Reviewing and Rating
Ratings help multi-shot prompting, fine-tuning, evals, and more
Last updated
Ratings help multi-shot prompting, fine-tuning, evals, and more
Last updated
Kiln includes a rating interface for rating dataset entries. This can be used to score the quality of the generated data, or to evaluate the quality of a model.
Your rating requirements are defined as part of your task definition, in the requirements section. You can set them up when you initially create your task, or add/edit them in Settings > Edit Task.
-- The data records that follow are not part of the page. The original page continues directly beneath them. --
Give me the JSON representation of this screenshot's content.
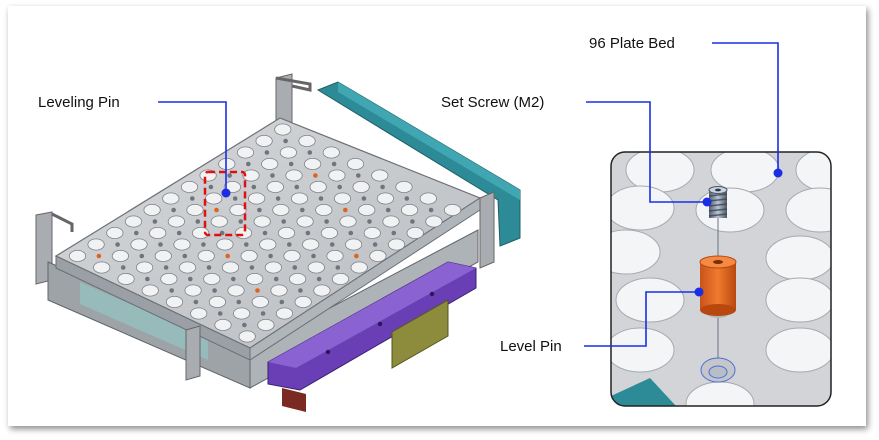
{
  "labels": {
    "leveling_pin": "Leveling Pin",
    "plate_bed": "96 Plate Bed",
    "set_screw": "Set Screw (M2)",
    "level_pin": "Level Pin"
  },
  "colors": {
    "callout_line": "#1a2ee6",
    "highlight_box": "#e01010",
    "plate": "#c9cccf",
    "teal_handle": "#2c8b96",
    "purple_bracket": "#6a3fb5",
    "orange_pin": "#e0621e",
    "olive_block": "#8c8c3c"
  },
  "icons": [
    "leveling-pin-highlight-box",
    "callout-dot"
  ]
}
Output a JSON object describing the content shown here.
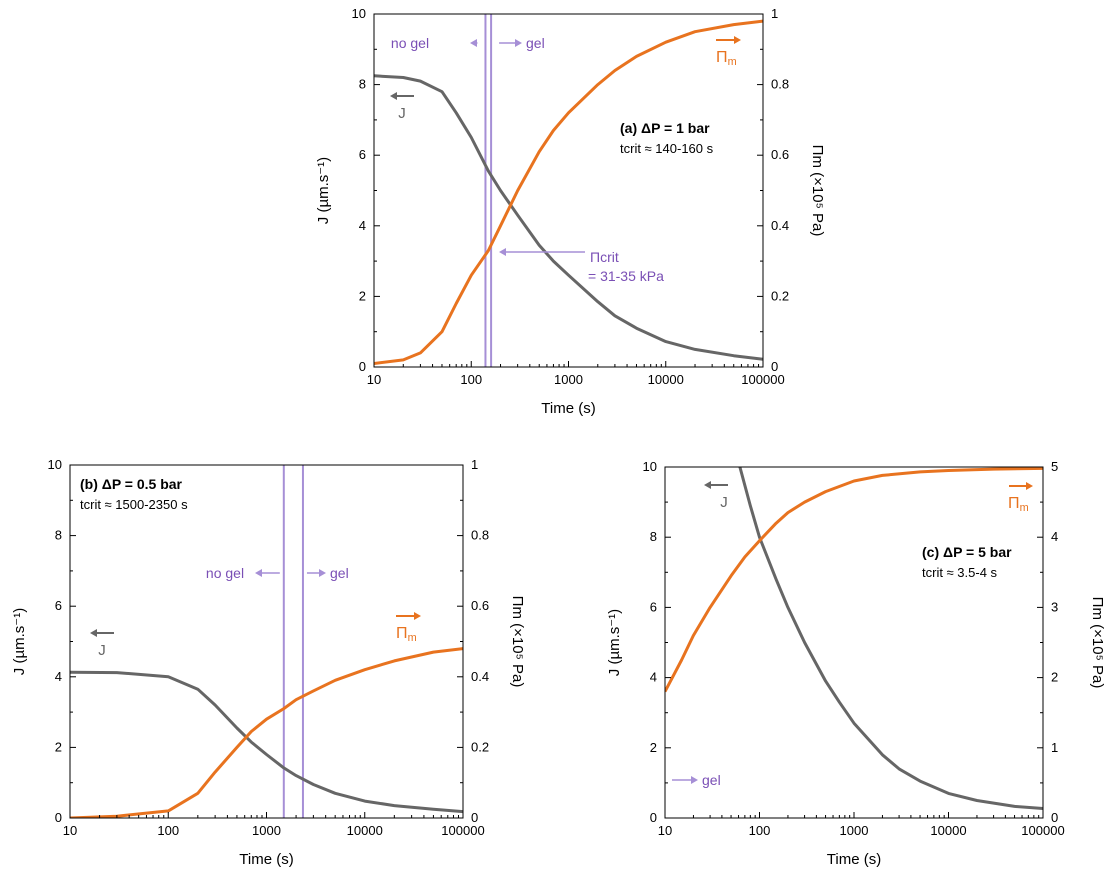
{
  "chart_data": [
    {
      "id": "a",
      "type": "line",
      "x_scale": "log",
      "xlim": [
        10,
        100000
      ],
      "ylim": [
        0,
        10
      ],
      "y2lim": [
        0,
        1
      ],
      "x_ticks": [
        "10",
        "100",
        "1000",
        "10000",
        "100000"
      ],
      "y_ticks": [
        "0",
        "2",
        "4",
        "6",
        "8",
        "10"
      ],
      "y2_ticks": [
        "0",
        "0.2",
        "0.4",
        "0.6",
        "0.8",
        "1"
      ],
      "xlabel": "Time (s)",
      "ylabel": "J (µm.s⁻¹)",
      "y2label": "Πm (×10⁵ Pa)",
      "series": [
        {
          "name": "J",
          "axis": "left",
          "color": "#666666",
          "x": [
            10,
            20,
            30,
            50,
            70,
            100,
            150,
            200,
            300,
            500,
            700,
            1000,
            2000,
            3000,
            5000,
            10000,
            20000,
            50000,
            100000
          ],
          "y": [
            8.25,
            8.2,
            8.1,
            7.8,
            7.2,
            6.5,
            5.55,
            5.0,
            4.3,
            3.45,
            3.0,
            2.6,
            1.85,
            1.45,
            1.1,
            0.72,
            0.5,
            0.32,
            0.22
          ]
        },
        {
          "name": "Πm",
          "axis": "right",
          "color": "#e8731f",
          "x": [
            10,
            20,
            30,
            50,
            70,
            100,
            150,
            200,
            300,
            500,
            700,
            1000,
            2000,
            3000,
            5000,
            10000,
            20000,
            50000,
            100000
          ],
          "y": [
            0.01,
            0.02,
            0.04,
            0.1,
            0.18,
            0.26,
            0.33,
            0.4,
            0.5,
            0.61,
            0.67,
            0.72,
            0.8,
            0.84,
            0.88,
            0.92,
            0.95,
            0.97,
            0.98
          ]
        }
      ],
      "critical_lines_x": [
        140,
        160
      ],
      "annotations": {
        "no_gel": "no gel",
        "gel": "gel",
        "j_label": "J",
        "pi_label": "Πm",
        "title": "(a) ΔP = 1 bar",
        "tcrit": "tcrit ≈ 140-160 s",
        "pcrit_1": "Πcrit",
        "pcrit_2": "= 31-35 kPa"
      }
    },
    {
      "id": "b",
      "type": "line",
      "x_scale": "log",
      "xlim": [
        10,
        100000
      ],
      "ylim": [
        0,
        10
      ],
      "y2lim": [
        0,
        1
      ],
      "x_ticks": [
        "10",
        "100",
        "1000",
        "10000",
        "100000"
      ],
      "y_ticks": [
        "0",
        "2",
        "4",
        "6",
        "8",
        "10"
      ],
      "y2_ticks": [
        "0",
        "0.2",
        "0.4",
        "0.6",
        "0.8",
        "1"
      ],
      "xlabel": "Time (s)",
      "ylabel": "J (µm.s⁻¹)",
      "y2label": "Πm (×10⁵ Pa)",
      "series": [
        {
          "name": "J",
          "axis": "left",
          "color": "#666666",
          "x": [
            10,
            30,
            100,
            200,
            300,
            500,
            700,
            1000,
            1500,
            2000,
            3000,
            5000,
            10000,
            20000,
            50000,
            100000
          ],
          "y": [
            4.13,
            4.12,
            4.0,
            3.65,
            3.2,
            2.55,
            2.15,
            1.8,
            1.42,
            1.2,
            0.95,
            0.7,
            0.48,
            0.35,
            0.25,
            0.18
          ]
        },
        {
          "name": "Πm",
          "axis": "right",
          "color": "#e8731f",
          "x": [
            10,
            30,
            100,
            200,
            300,
            500,
            700,
            1000,
            1500,
            2000,
            3000,
            5000,
            10000,
            20000,
            50000,
            100000
          ],
          "y": [
            0.0,
            0.005,
            0.02,
            0.07,
            0.13,
            0.2,
            0.245,
            0.28,
            0.31,
            0.335,
            0.36,
            0.39,
            0.42,
            0.445,
            0.47,
            0.48
          ]
        }
      ],
      "critical_lines_x": [
        1500,
        2350
      ],
      "annotations": {
        "no_gel": "no gel",
        "gel": "gel",
        "j_label": "J",
        "pi_label": "Πm",
        "title": "(b) ΔP = 0.5 bar",
        "tcrit": "tcrit ≈ 1500-2350 s"
      }
    },
    {
      "id": "c",
      "type": "line",
      "x_scale": "log",
      "xlim": [
        10,
        100000
      ],
      "ylim": [
        0,
        10
      ],
      "y2lim": [
        0,
        5
      ],
      "x_ticks": [
        "10",
        "100",
        "1000",
        "10000",
        "100000"
      ],
      "y_ticks": [
        "0",
        "2",
        "4",
        "6",
        "8",
        "10"
      ],
      "y2_ticks": [
        "0",
        "1",
        "2",
        "3",
        "4",
        "5"
      ],
      "xlabel": "Time (s)",
      "ylabel": "J (µm.s⁻¹)",
      "y2label": "Πm (×10⁵ Pa)",
      "series": [
        {
          "name": "J",
          "axis": "left",
          "color": "#666666",
          "x": [
            62,
            80,
            100,
            150,
            200,
            300,
            500,
            700,
            1000,
            2000,
            3000,
            5000,
            10000,
            20000,
            50000,
            100000
          ],
          "y": [
            10.0,
            8.9,
            8.0,
            6.8,
            6.0,
            5.0,
            3.9,
            3.3,
            2.7,
            1.8,
            1.4,
            1.05,
            0.7,
            0.5,
            0.33,
            0.27
          ]
        },
        {
          "name": "Πm",
          "axis": "right",
          "color": "#e8731f",
          "x": [
            10,
            15,
            20,
            30,
            50,
            70,
            100,
            150,
            200,
            300,
            500,
            1000,
            2000,
            5000,
            10000,
            30000,
            100000
          ],
          "y": [
            1.8,
            2.25,
            2.6,
            3.0,
            3.45,
            3.72,
            3.95,
            4.2,
            4.35,
            4.5,
            4.65,
            4.8,
            4.88,
            4.93,
            4.95,
            4.97,
            4.98
          ]
        }
      ],
      "critical_lines_x": [],
      "annotations": {
        "gel": "gel",
        "j_label": "J",
        "pi_label": "Πm",
        "title": "(c) ΔP = 5 bar",
        "tcrit": "tcrit ≈ 3.5-4 s"
      }
    }
  ]
}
Name: the name of the requirement, which will appear in the rating UI. Limited in length to fit in the UI, but you can add more content in the instructions field below.
Rating Type: one of 5-star, pass/fail, pass/fail/critical.
Priority: how important this criteria is to the task.
An "Overall" rating is always available, even if your task has zero requirements
Kiln uses ratings in a variety of ways:
In our automatic multi-shot prompting only highly rated examples are used. The generated prompt will filters to examples 4+ stars, and prefers 5-star ratings if available.
When creating a fine-tuning dataset, you may optionally filter the training data to highly rated content.
When using the python library, you can access ratings.
5-star: a 1-5 star rating.
Pass/Fail: A binary pass/fail rating.
Pass/Fail/Critical: A ternary pass/fail/critical rating. It can be useful to add the "critical" level when there are criteria where some failures are exceptionally important to avoid. For example, a customer service bot could have a "tone" criteria, where casual/slang language would be a failure, but profanity or insulting the user would be critical.
Custom: you can define a custom rating scale when using python library. However, you won't be able to use custom ratings in the Kiln UI.
Instructions: more details about the requirement. These will be available to reviewers in the UI (under the icon).